All exceptions are exported from imperal_sdk at the top level.


Common patterns

User pastes API key once

ext.secret(
    name="openai_api_key",
    description="Your personal OpenAI API key (sk-proj-... format).",
    required=True,
    write_mode="user",
    max_bytes=200,
)(lambda: None)

User goes to Panel → your extension's settings → secrets → enters key → done. Your handler reads it on every invocation.

OAuth refresh — extension writes after authorize

ext.secret(
    name="github_refresh_token",
    description="GitHub OAuth refresh token (written by extension after authorize flow).",
    write_mode="extension",
    rotation_hint_days=180,
)(lambda: None)

@chat.function
async def github_auth_complete(ctx, code: str):
    tokens = await _exchange_code(code)
    await ctx.secrets.set("github_refresh_token", tokens["refresh_token"])
    await ctx.secrets.set("github_access_token", tokens["access_token"])
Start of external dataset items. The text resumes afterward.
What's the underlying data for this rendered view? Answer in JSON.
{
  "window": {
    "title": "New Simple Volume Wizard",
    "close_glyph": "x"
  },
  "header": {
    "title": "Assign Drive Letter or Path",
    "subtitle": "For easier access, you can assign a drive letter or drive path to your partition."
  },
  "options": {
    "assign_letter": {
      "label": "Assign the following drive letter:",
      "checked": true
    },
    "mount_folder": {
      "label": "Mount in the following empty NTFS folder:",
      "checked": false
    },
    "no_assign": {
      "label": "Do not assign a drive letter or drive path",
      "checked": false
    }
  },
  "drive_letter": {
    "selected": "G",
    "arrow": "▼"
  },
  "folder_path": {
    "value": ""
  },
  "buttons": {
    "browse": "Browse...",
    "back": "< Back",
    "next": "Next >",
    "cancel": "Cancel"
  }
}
Webhook signing secret with rotation hint

ext.secret(
    name="stripe_webhook_signing_secret",
    description="Stripe webhook signing secret (whsec_...). Get it from Stripe Dashboard > Developers > Webhooks > Signing secret.",
    required=False,
    write_mode="user",
    max_bytes=200,
    rotation_hint_days=90,
)(lambda: None)

Federal contract — seven invariants

  1. I-SECRETS-USER-SCOPED — every read/write/delete is scoped to one user; cross-user access returns 403.
  2. I-SECRETS-NEVER-LOGGED — plaintext never appears in the audit ledger, journals, error responses, workflow event history, or backups; audit rows store value_length + sha256_prefix8 only.
  3. I-SECRETS-EXT-SCOPED — extension A cannot read extension B's secrets for the same user.
  4. I-SECRETS-VAULT-DEPENDENCY — platform KMS downtime → fail-closed; no fallback decryption, no plaintext cache.
  5. I-SECRETS-AUDIT-FOREVER — every operation writes an audit row with retention_class='security_forever' (survives retention purges).
  6. I-SECRETS-HANDLER-SCOPE-MEMORY — plaintext lives only inside one handler call's stack; SDK keeps no cache between calls.
  7. I-SECRETS-CONTRACT-DECLARED — manifest is the single source of truth; reading an undeclared name raises at runtime.